O an hepimizi küçük bir kahkaha sardı. Ben buna bir anlam verememiştim.
"Niye ben gelmeden olmaz?"
"Olmaz işte hepimiz nefes aldığımızda bile beraber alacağız."
"Abartma o kadar canım."
Sude haklıydı Sinem baya abartıyordu.
"Kızlar saat kaç?"
Benim sorduğum soruya Sude cevap verdi.
"06.52"
Yedi dakikamız kalmıştı, okula gitmek için kalktık ve okula vardık. Sıraya girdik, İstiklâl Marşını da okuduktan sonra sınıfa gittik. Dersimize Coğrafya hocası Gülten Hoca gitmişti. Coğrafya konusu bana çok terstir ve hiç de sevmem o dersi ama eğer o dersi anlasaydım severdim de. Hoca bir şeyler anlatıyor ben ise herzamanki gibi anlamıyordum.
" Evet çocuklar, Dünya'nın İklim Zenginliği - Bitki Örtüleri. Herkes sayfa 48'i açıyor ve beni dinliyor."
Hocaların emirli konuşması beni sinir ediyordu Gülten Hoca benim dersi dinlemediğimi çok iyi biliyordu ve unutmayın hocalar her şeyi anlarlar.
Gülten Hoca önce bana baktı sonra tahtaya dönüp bir soru yazdı tahtaya.
"Bitki coğrafyası konusunda araştırma yapan bir bilim adamı, araştırma için gittiği yörede kekik, lavanta, zeytin, zakkum ve defne gibi bitkilerin yaygın olduğunu gözlemiştir.
Bu yörede bitki örtüsü aşağıdakilerden hangisine uygundur?A) Çayır B) Bozkır C) Tundura
D) Savan E) Maki
Sual bu soruyu çözebilir misin?"
Hoca beni yakmıştı ben bu soruyu çözemezdim. Albert Einstein gelse çözemezdi bu soruyu zaten. Tamam sakin olmalıydım, atıcağım tutacağım. Yapmacık bir gülümsemeyle konuşmaya başladım. Bu arada da Sude ve Sinem korkuyla bana bakıyorlardı.

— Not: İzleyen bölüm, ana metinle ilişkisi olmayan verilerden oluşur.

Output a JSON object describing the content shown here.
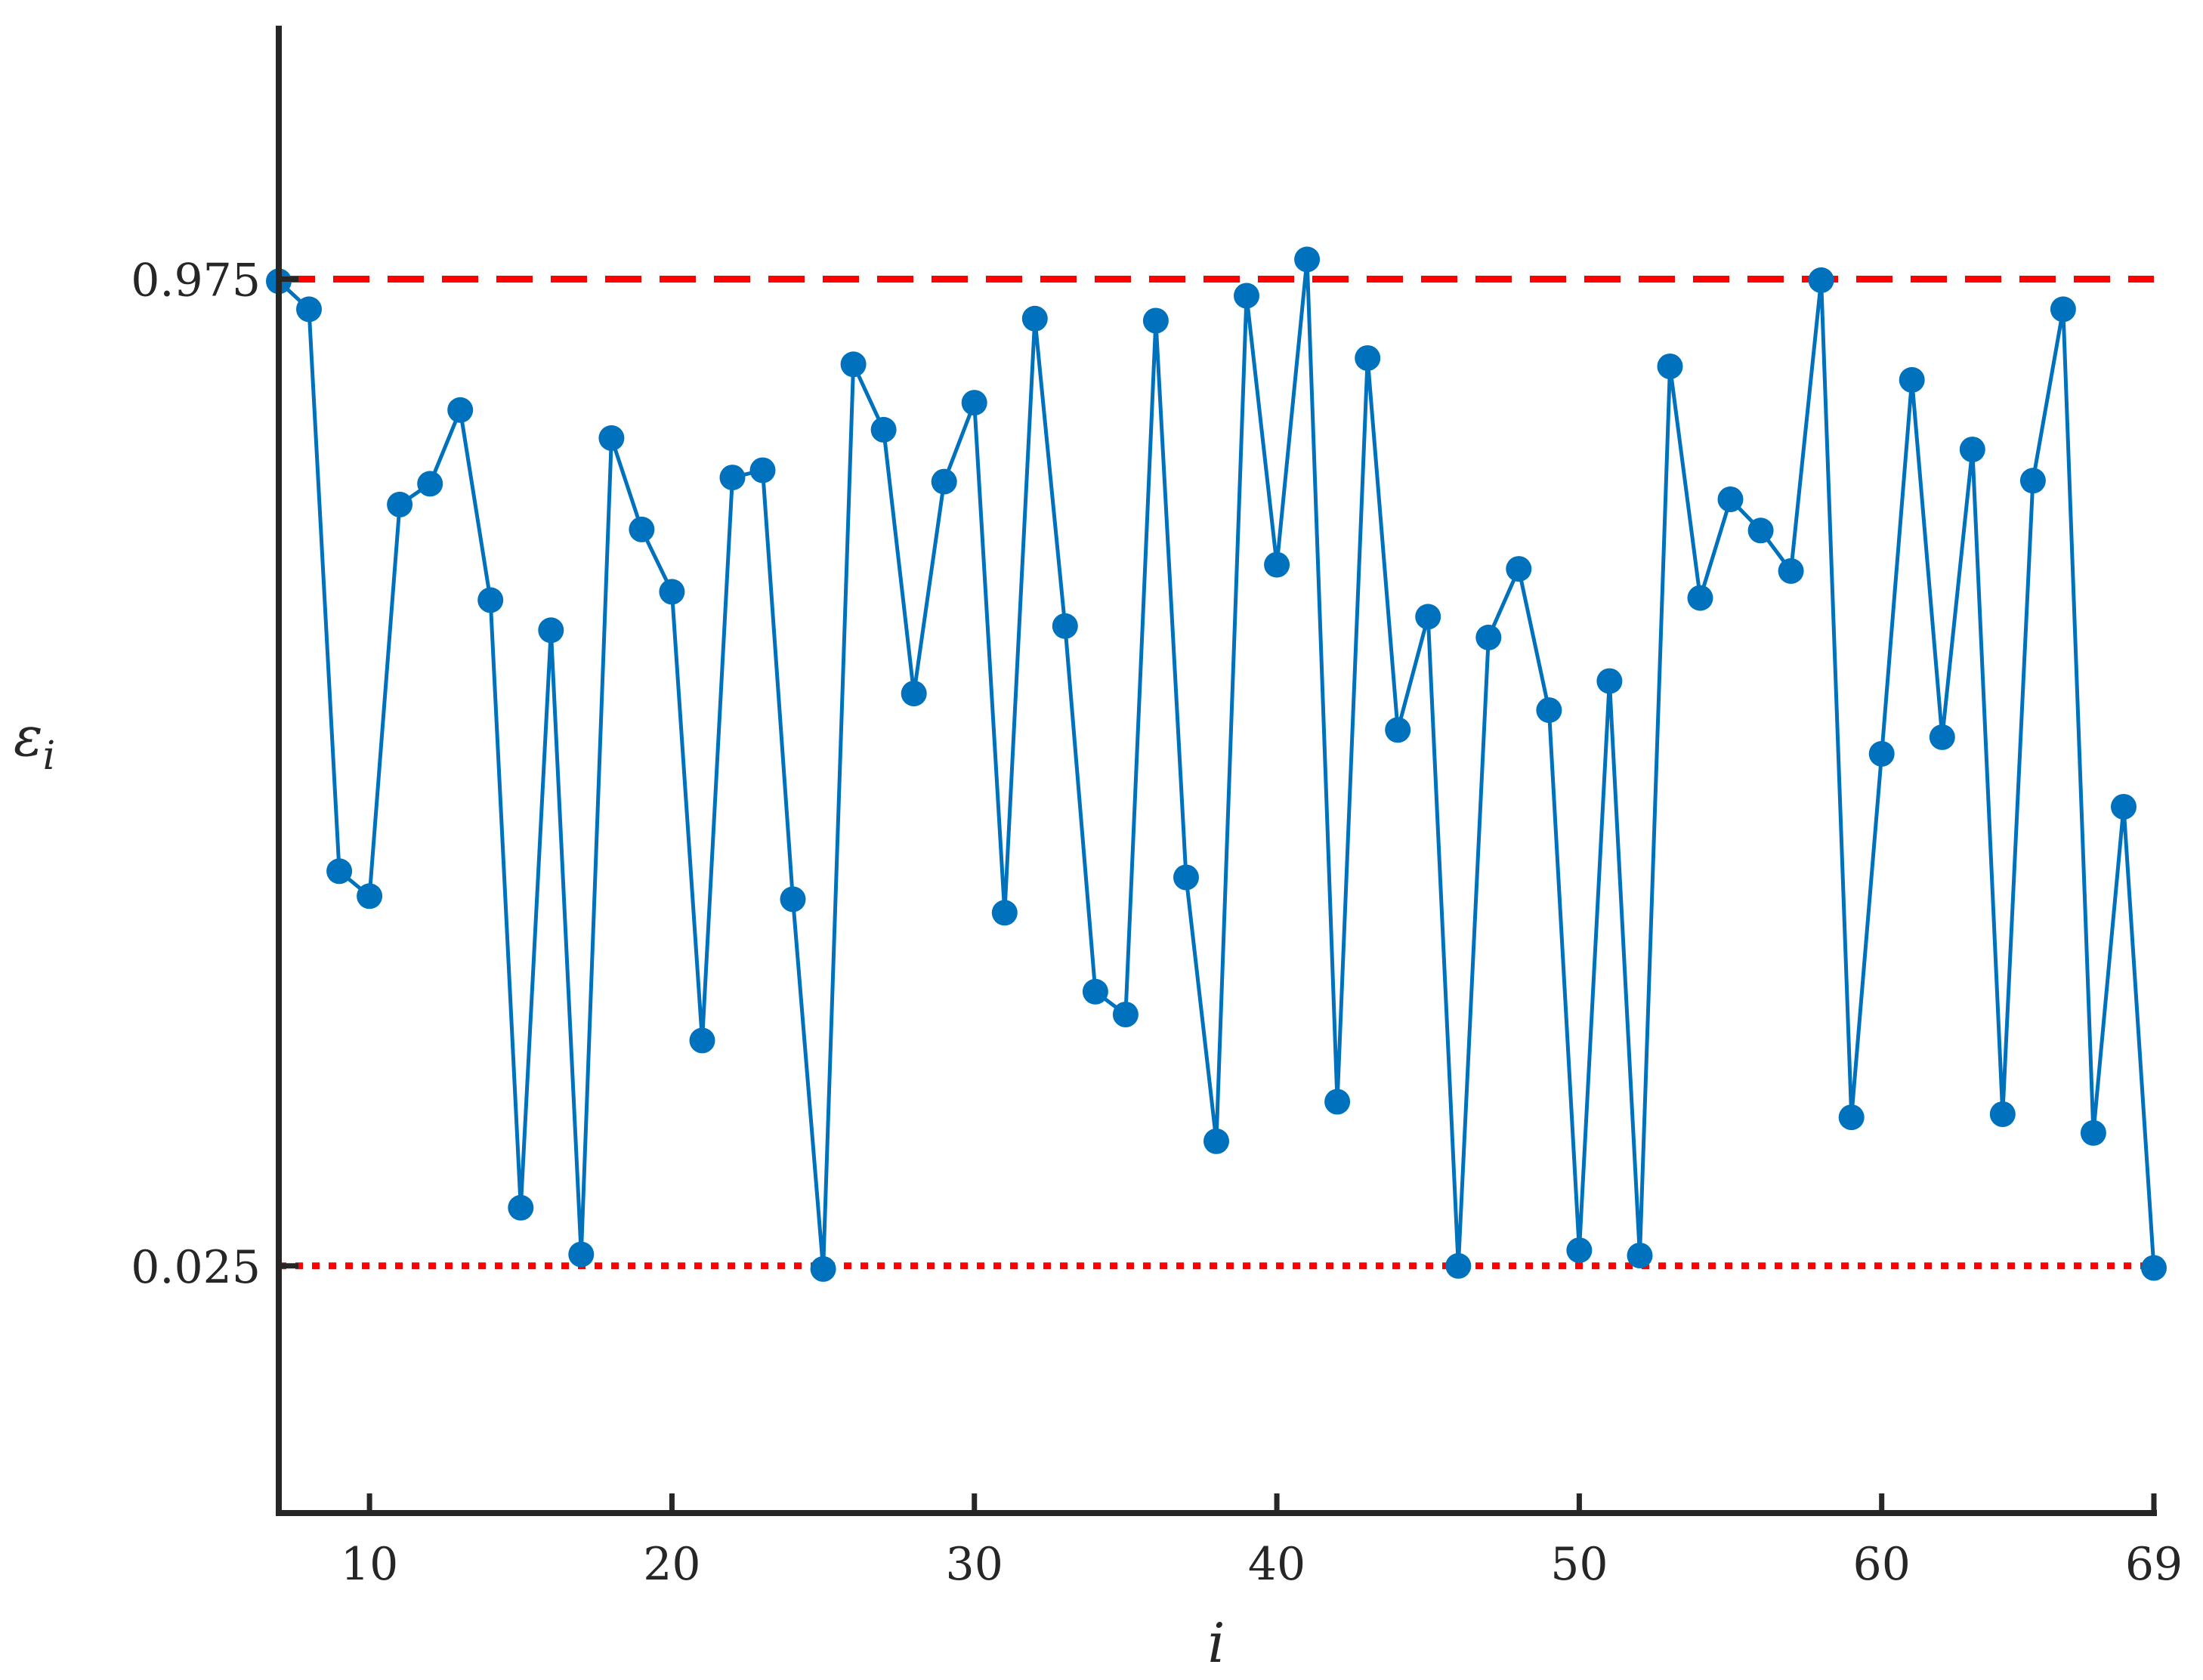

"Ben bu soruyu çözemeyeceğim? E yok artık hocam yani, bundan basit bir soru yokki dünyada! Çözerim ben bunu."
Soruyu bir kere gözden geçirdikten sonra büyük bir heyecanla cevap verdim.
"Şimdi hocam şıkları eleyerek gideceğim. Öncelikle A şıkkı değil. Çünkü çayırda bunlar ne arasın ya? İkinci de değil. Çünkü değil işte, üçüncü C şıkkı zaten değil. Çünkü yani kundura yazacaklarına, tundura yazmışlar bakın ya! D de değil savan ne ya? Yok tavan yazsalarmış daha iyi olurdu en azından bir anlamlı kelime görürdük. Tamam hocam cevap veriyorum...E maki bunun ne'si kaybolmuş ama olsun ya geriye bu kaldı yani. Onu da elersem bir şey kalmayacak."
Hocayı korkuyla bekliyordum bana anlamlı bir şekilde bakıyordu.
"Sual kırk yılda bir bir soruyu bildin ama onu da batırdın ya! Evet cevap D şıkkı. Iyi salladın aferin."
Hocadan bunu duymak çok güzeldi kızlar da gülerek bana bakıyordu ama ben gösterecektim onlara.